How to scrape TikTok with an Apify Actor

Here’s how you can use a TikTok data scraping Actor to extract TikTok data easily.

Install apify-client SDK (unless already done).

pip install apify-client

Import Apify SDK and initialize the client.

from apify_client import ApifyClient
client = ApifyClient('YOUR_API_TOKEN')

You can find your API Token in Apify Console > Settings > Integrations.

Give the Actor input and create a new run for the Actor.

run_input = {
# Feel free to add other queries.
    "hashtags": ["api"],
    "resultsPerPage": 100,
}

# Run the Actor and wait for it to finish
run = client.actor("clockworks/free-tiktok-scraper").call(run_input=run_input)

Print the results from the dataset:

dataset_items = client.dataset(run["defaultDatasetId"]).list_items()
for item in dataset_items.items:
    print(item)

Give the Actor input and create a new run for the Actor.

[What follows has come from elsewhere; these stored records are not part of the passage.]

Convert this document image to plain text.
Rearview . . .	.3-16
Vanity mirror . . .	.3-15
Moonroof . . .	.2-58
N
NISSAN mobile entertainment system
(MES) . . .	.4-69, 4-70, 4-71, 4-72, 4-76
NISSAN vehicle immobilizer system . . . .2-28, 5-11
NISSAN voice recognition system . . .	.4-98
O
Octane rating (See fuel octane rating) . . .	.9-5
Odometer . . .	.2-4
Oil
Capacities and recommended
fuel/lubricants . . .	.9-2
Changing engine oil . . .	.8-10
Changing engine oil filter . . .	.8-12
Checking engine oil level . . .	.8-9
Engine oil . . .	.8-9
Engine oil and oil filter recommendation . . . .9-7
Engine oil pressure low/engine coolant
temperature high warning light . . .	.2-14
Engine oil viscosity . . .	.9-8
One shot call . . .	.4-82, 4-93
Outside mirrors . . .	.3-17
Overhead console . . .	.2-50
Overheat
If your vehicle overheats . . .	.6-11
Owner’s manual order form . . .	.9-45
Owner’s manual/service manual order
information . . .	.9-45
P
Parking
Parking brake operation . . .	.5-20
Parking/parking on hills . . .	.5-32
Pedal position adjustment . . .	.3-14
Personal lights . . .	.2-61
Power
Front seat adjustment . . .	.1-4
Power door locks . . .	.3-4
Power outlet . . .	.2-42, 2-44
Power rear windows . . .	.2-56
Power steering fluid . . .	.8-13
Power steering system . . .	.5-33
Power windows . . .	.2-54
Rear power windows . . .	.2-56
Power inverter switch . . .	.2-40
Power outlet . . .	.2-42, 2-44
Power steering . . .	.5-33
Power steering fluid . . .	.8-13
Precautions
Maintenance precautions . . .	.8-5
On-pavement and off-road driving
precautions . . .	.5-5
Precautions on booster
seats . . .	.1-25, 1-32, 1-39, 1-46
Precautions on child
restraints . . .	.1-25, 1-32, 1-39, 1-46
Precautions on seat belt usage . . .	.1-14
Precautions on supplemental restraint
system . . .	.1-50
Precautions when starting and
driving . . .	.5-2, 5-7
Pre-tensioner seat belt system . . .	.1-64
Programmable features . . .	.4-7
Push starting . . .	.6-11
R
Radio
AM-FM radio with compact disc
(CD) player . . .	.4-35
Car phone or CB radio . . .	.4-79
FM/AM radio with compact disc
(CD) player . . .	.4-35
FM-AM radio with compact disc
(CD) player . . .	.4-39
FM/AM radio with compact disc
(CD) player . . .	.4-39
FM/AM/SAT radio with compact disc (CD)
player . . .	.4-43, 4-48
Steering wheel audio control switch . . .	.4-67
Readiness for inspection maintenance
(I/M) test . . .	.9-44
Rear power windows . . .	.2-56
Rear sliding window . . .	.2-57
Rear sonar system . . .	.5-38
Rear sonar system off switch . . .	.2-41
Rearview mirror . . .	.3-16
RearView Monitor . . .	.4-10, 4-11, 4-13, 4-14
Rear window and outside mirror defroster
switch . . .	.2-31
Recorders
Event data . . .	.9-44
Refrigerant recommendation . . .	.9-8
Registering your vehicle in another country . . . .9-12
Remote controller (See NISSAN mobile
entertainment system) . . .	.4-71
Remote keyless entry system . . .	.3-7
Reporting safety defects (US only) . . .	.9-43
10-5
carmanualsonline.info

Once run, the above code would scrape TikTok video information with the hashtag “#api”. You can also add other parameters if needed.

TikTok Scraper output — Output of the built-in Actor

Scrape TikTok with no code

As you can see, using an Actor in Apify Console is even easier than using the APIs, and it doesn’t need code either.

Here's a list of ready-made, no-code-required Actors to easily scrape TikTok.

TikTok Video Scraper: Easily scrape TikTok videos.
TikTok Profile Scraper: Scrape TikTok user pages for posts, follower counts, and more.
TikTok Comments Scraper: Scrape comments on TikTok videos.
TikTok Ads Scraper: Extract and analyze competitor TikTok ads.
TikTok Sound Scraper: Extract information from all the videos that use a certain soundtrack easily.
TikTok Hashtag Scraper: Find insights on hashtags for your audience.
TikTok Discover Scraper: Extract all the video information using a certain tag on the tiktok.com/discover page.

For more information on how to use these no-code solutions, visit Apify Docs.

Watch our webinar on TikTok scraping to learn how to use all these scrapers and how they can help you.

A quick recap

We've demonstrated two effective methods of scraping TikTok data: 1) using Python code and 2) using an Apify TikTok scraper via API. Whichever approach you prefer, what you've learned here will surely help you in your own TikTok scraping projects. Good luck!